If there's one thing about my job that makes me a little sad, it's the knowledge that any time we publish a seafood or fish recipe, it's almost never going to get a lot of traffic (we can see visitors in real time, so the interest or lack thereof is immediately apparent). This has been equally true at other food publications where I've worked, confirming that most people just don't want to cook seafood at home. That's a real shame. And of all the seafood dishes most people aren't cooking at home, braised squid has got to be the least frequently made. And that, I tell you, is a double damned shame, because the dish is foolproof and stunningly delicious, studded with olives, coated in tomato, and lightly spiced from harissa. Because it's (relatively quickly) long-cooked, there's no real way to mess up the texture of the squid, it'll always come out tender. C'mon folks, what's a recipe developer have to do to get some seafood love around here?

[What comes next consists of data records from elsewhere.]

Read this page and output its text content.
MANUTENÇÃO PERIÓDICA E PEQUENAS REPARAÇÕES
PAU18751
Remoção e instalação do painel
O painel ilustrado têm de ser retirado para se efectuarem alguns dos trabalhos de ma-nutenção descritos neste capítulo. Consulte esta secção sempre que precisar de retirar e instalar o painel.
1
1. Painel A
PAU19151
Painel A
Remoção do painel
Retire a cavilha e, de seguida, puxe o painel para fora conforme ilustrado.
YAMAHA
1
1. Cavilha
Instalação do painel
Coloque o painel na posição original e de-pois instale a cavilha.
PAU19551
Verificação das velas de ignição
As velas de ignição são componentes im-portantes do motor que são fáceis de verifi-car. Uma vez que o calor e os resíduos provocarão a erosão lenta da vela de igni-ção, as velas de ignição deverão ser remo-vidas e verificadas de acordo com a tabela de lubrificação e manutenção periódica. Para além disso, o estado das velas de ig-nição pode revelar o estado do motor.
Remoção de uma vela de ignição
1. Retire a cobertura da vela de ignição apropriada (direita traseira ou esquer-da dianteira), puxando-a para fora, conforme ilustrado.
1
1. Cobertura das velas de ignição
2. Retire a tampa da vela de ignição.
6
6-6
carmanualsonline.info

I remember the first time I ate a true lasagne alla bolognese. Those thin layers of fresh pasta, hiding thin pockets of intensely rich and meaty ragù bolognese and creamy bechamel sauce. It overrode every conception I had up until that point of what lasagna was and could be, and I never looked back. I mean, if you serve me a classic Italian-American lasagna, I'll still eat it, and I'll probably like it, but I'll still be wishing it was this one instead. It has my heart forever.